Mots-clefs ‘souffrance morale’

Un barrage contre le Pacifique * de Marguerite Duras (1950)

28.09
2005

La mère de Suzanne et Joseph a offert toutes ses économies pour avoir le droit d’exploiter son lopin de terre dans cette Indochine colonisée des années 20. Mais la crue du « Pacifique », chaque année, réduit chaque année ses espoirs à néant. Elle a bien cru pouvoir la défier en édifiant un barrage… qui s’écroulera, dévoré par les crabes. Tous trois depuis vivotent misérablement dans un bungalow sur cette terre marécageuse, et voient en le riche Mr. Jo, amoureux de Suzanne, une aubaine, voire un gogo à plumer…

Un troisième roman de Marguerite Duras, de facture classique, un roman de la souffrance, de la misère de ces petits blancs exploités par les riches colons blancs, où fusent ses sarcasmes, sa critique acerbe des pratiques coloniales, où néanmoins miroite déjà un érotisme latent et interdit. Une histoire avec Mr Jo qui préfigure celle de l’Amant. Loin de le considérer parmi ses meilleurs romans, je le qualifierai plutôt de galop d’essai virulent.

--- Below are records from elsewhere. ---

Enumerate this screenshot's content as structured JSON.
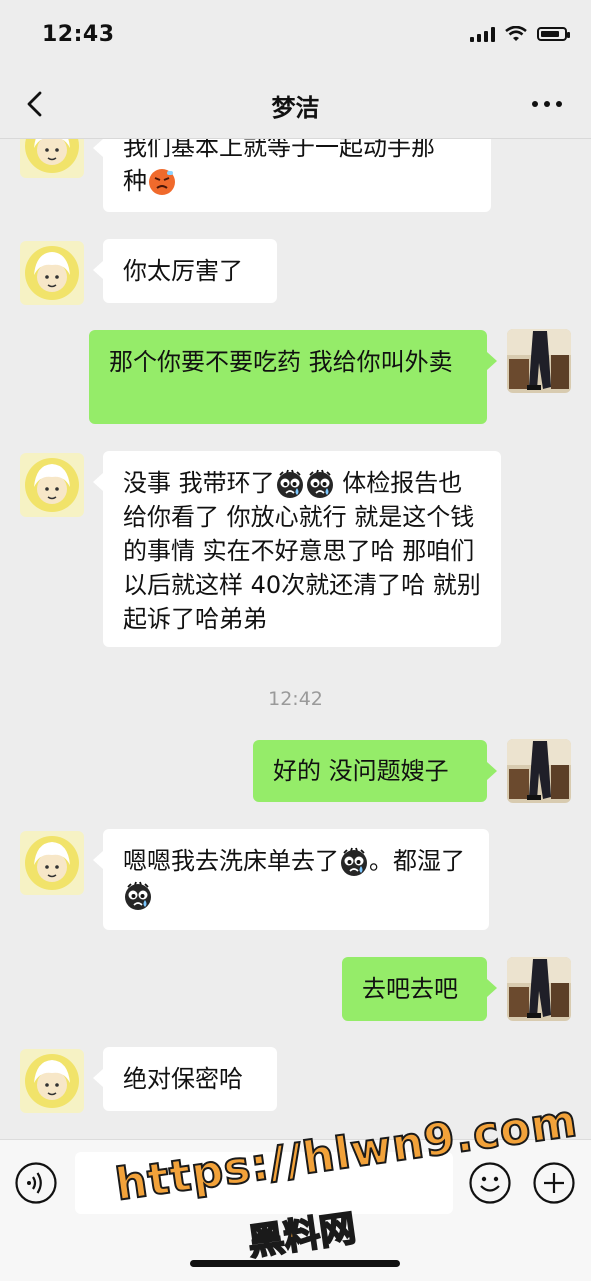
{
  "status_bar": {
    "time": "12:43"
  },
  "nav": {
    "title": "梦洁"
  },
  "messages": {
    "m0": {
      "text_line1": "我们基本上就等于一起动手那",
      "text_line2": "种"
    },
    "m1": {
      "text": "你太厉害了"
    },
    "m2": {
      "text": "那个你要不要吃药 我给你叫外卖"
    },
    "m3": {
      "part1": "没事 我带环了",
      "part2": " 体检报告也给你看了 你放心就行 就是这个钱的事情 实在不好意思了哈 那咱们以后就这样 40次就还清了哈 就别起诉了哈弟弟"
    },
    "timestamp": "12:42",
    "m4": {
      "text": "好的 没问题嫂子"
    },
    "m5": {
      "part1": " 嗯嗯我去洗床单去了",
      "part2": "。都湿了"
    },
    "m6": {
      "text": "去吧去吧"
    },
    "m7": {
      "text": "绝对保密哈"
    }
  },
  "watermark": {
    "line1": "https://hlwn9.com",
    "line2": "黑料网"
  },
  "icons": {
    "back": "chevron-left-icon",
    "more": "more-dots-icon",
    "voice": "voice-icon",
    "emoji": "smile-icon",
    "plus": "plus-icon",
    "sticker_angry": "angry-face-icon",
    "sticker_cry": "crying-face-icon"
  },
  "colors": {
    "background": "#ededed",
    "my_bubble": "#95ec69",
    "their_bubble": "#ffffff",
    "watermark": "#f2a23a"
  }
}
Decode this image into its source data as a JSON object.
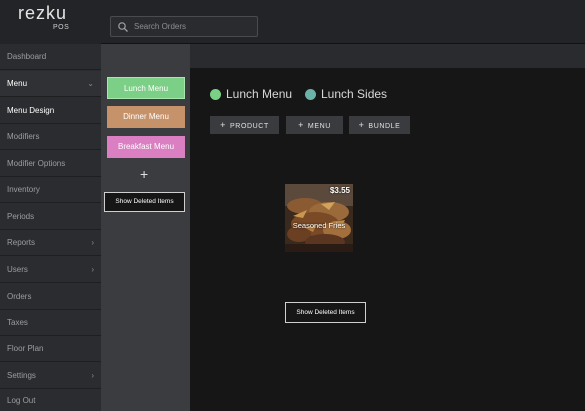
{
  "brand": {
    "name": "rezku",
    "sub": "POS"
  },
  "search": {
    "placeholder": "Search Orders",
    "value": ""
  },
  "sidebar": {
    "items": [
      {
        "label": "Dashboard",
        "chevron": ""
      },
      {
        "label": "Menu",
        "chevron": "⌄"
      },
      {
        "label": "Menu Design",
        "chevron": ""
      },
      {
        "label": "Modifiers",
        "chevron": ""
      },
      {
        "label": "Modifier Options",
        "chevron": ""
      },
      {
        "label": "Inventory",
        "chevron": ""
      },
      {
        "label": "Periods",
        "chevron": ""
      },
      {
        "label": "Reports",
        "chevron": "›"
      },
      {
        "label": "Users",
        "chevron": "›"
      },
      {
        "label": "Orders",
        "chevron": ""
      },
      {
        "label": "Taxes",
        "chevron": ""
      },
      {
        "label": "Floor Plan",
        "chevron": ""
      },
      {
        "label": "Settings",
        "chevron": "›"
      },
      {
        "label": "Log Out",
        "chevron": ""
      }
    ]
  },
  "menus": {
    "items": [
      {
        "label": "Lunch Menu",
        "color": "#7ccf86"
      },
      {
        "label": "Dinner Menu",
        "color": "#c6926a"
      },
      {
        "label": "Breakfast Menu",
        "color": "#d97fc2"
      }
    ],
    "add_label": "+",
    "show_deleted": "Show Deleted Items"
  },
  "main": {
    "tabs": [
      {
        "label": "Lunch Menu",
        "color": "#7ccf86"
      },
      {
        "label": "Lunch Sides",
        "color": "#6bb2a8"
      }
    ],
    "actions": [
      {
        "icon": "+",
        "label": "PRODUCT"
      },
      {
        "icon": "+",
        "label": "MENU"
      },
      {
        "icon": "+",
        "label": "BUNDLE"
      }
    ],
    "products": [
      {
        "name": "Seasoned Fries",
        "price": "$3.55"
      }
    ],
    "show_deleted": "Show Deleted Items"
  }
}
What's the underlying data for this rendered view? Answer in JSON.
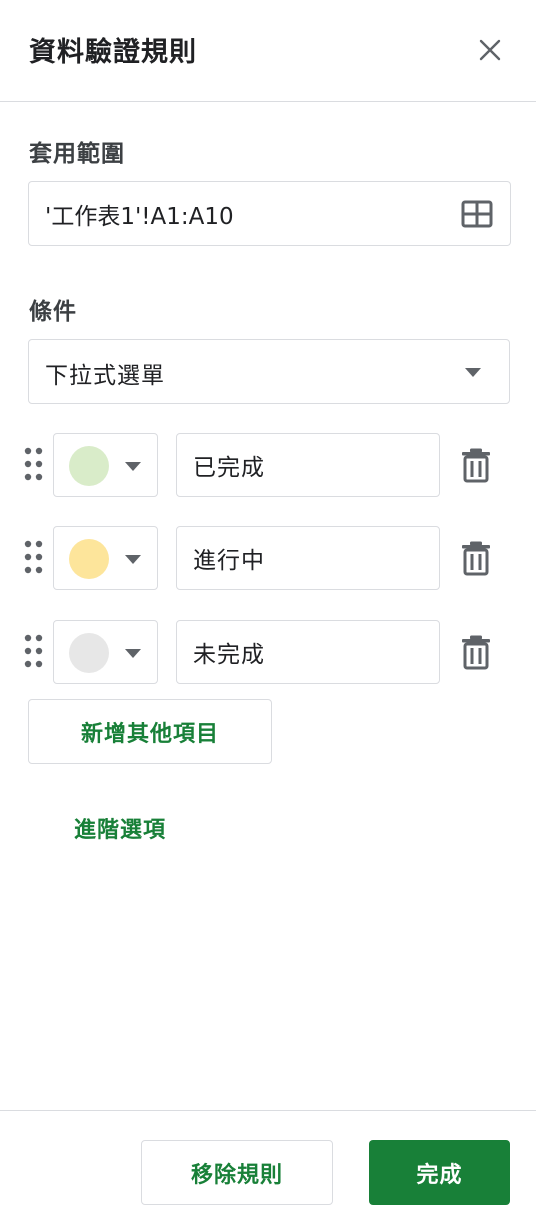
{
  "header": {
    "title": "資料驗證規則",
    "close_icon": "close-icon"
  },
  "range": {
    "label": "套用範圍",
    "value": "'工作表1'!A1:A10",
    "icon": "grid-select-icon"
  },
  "criteria": {
    "label": "條件",
    "selected": "下拉式選單"
  },
  "items": [
    {
      "color": "#d9ecc9",
      "value": "已完成"
    },
    {
      "color": "#fde59b",
      "value": "進行中"
    },
    {
      "color": "#e7e7e7",
      "value": "未完成"
    }
  ],
  "actions": {
    "add_item": "新增其他項目",
    "advanced": "進階選項",
    "remove_rule": "移除規則",
    "done": "完成"
  },
  "colors": {
    "accent": "#188038",
    "border": "#dadce0",
    "icon": "#5f6368"
  }
}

La joie de vivre ** d’Emile Zola (1884)

16.09
2005

Orpheline à 10 ans avec un bel héritage, Pauline Quenu est recueillie par son oncle et sa tante. Douce et calme, elle se fait aussitôt accepter par eux et par son cousin Lazare, qui vient d’obtenir son baccalauréat mais ne rêve que de musique au grand dam de sa mère, qui nourrit beaucoup plus d’ambitions pour lui. Peu à peu, la petite se dévoue entièrement à cette famille d’adoption et à tous ces pauvres gens du village qui envoient leurs enfants mendier auprès d’elle tous les samedis, mais plus encore pour Lazare pour lequel elle va consentir à alléger le paquet de titres dont elle a hérités. Et plus les années passent, plus Lazare change de passions, plus le ménage de la famille vient à manquer, et tandis que le magot s’allège, la famille, ayant mauvaise conscience, commence à beaucoup moins l’aimer…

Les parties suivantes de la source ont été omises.